Designing task-oriented dialogue systems is a challenging research topic, since it needs not only to generate utterances fulfilling user requests but also to guarantee the comprehensibility. Many previous works trained end-to-end (E2E) models with supervised learning (SL), however, the bias in annotated system utterances remains as a bottleneck. Reinforcement learning (RL) deals with the problem through using non-differentiable evaluation metrics (e.g., the success rate) as rewards. Nonetheless, existing works with RL showed that the comprehensibility of generated system utterances could be corrupted when improving the performance on fulfilling user requests.

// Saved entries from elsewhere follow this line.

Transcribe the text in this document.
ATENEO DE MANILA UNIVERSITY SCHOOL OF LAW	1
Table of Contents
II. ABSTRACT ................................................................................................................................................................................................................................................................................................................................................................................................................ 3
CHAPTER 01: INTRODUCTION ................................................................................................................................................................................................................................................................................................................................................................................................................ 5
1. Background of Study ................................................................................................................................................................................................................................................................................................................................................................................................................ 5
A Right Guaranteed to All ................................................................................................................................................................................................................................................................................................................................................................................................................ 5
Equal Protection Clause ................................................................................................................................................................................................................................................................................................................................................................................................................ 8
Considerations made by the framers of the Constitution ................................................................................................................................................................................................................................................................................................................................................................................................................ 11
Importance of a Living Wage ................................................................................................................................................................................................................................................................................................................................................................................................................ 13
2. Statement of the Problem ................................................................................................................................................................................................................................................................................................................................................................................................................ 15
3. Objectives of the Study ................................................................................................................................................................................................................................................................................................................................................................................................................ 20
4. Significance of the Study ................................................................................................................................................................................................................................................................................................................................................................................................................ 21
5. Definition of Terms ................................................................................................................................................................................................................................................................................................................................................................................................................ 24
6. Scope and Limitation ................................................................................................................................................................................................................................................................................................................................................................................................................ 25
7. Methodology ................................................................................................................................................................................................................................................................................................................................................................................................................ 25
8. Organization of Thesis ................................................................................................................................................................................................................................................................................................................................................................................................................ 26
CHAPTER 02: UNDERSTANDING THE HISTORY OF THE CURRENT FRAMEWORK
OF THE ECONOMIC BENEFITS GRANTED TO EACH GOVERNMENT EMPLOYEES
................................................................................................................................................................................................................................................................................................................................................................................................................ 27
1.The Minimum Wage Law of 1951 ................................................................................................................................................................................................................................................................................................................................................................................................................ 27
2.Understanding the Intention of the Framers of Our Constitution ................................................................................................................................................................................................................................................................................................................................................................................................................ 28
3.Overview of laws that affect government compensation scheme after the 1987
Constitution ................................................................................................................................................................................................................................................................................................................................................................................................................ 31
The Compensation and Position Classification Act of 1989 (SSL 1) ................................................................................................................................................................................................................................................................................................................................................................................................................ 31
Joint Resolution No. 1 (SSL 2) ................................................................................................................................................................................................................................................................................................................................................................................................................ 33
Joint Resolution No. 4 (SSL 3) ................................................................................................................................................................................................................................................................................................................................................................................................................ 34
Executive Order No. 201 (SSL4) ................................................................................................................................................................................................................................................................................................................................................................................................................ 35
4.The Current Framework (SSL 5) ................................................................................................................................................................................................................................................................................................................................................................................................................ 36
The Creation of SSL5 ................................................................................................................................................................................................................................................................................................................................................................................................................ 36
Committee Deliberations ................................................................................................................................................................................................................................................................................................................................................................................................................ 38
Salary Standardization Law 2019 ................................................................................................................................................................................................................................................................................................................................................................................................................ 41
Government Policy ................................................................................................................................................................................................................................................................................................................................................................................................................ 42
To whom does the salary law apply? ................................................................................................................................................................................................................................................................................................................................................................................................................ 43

In our work, we (1) propose modelling the hierarchical structure between dialogue policy and natural language generator (NLG) with the option framework, called HDNO; (2) train HDNO with hierarchical reinforcement learning (HRL), as well as suggest alternating updates between dialogue policy and NLG during HRL inspired by fictitious play, to preserve the comprehensibility of generated system utterances while improving fulfilling user requests; and (3) propose using a discriminator modelled with language models as an additional reward to further improve the comprehensibility. We test HDNO on MultiWoz 2.0 and MultiWoz 2.1, the datasets on multi-domain dialogues, in comparison with word-level E2E model trained with RL, LaRL and HDSA, showing a significant improvement on the total performance evaluated with automatic metrics.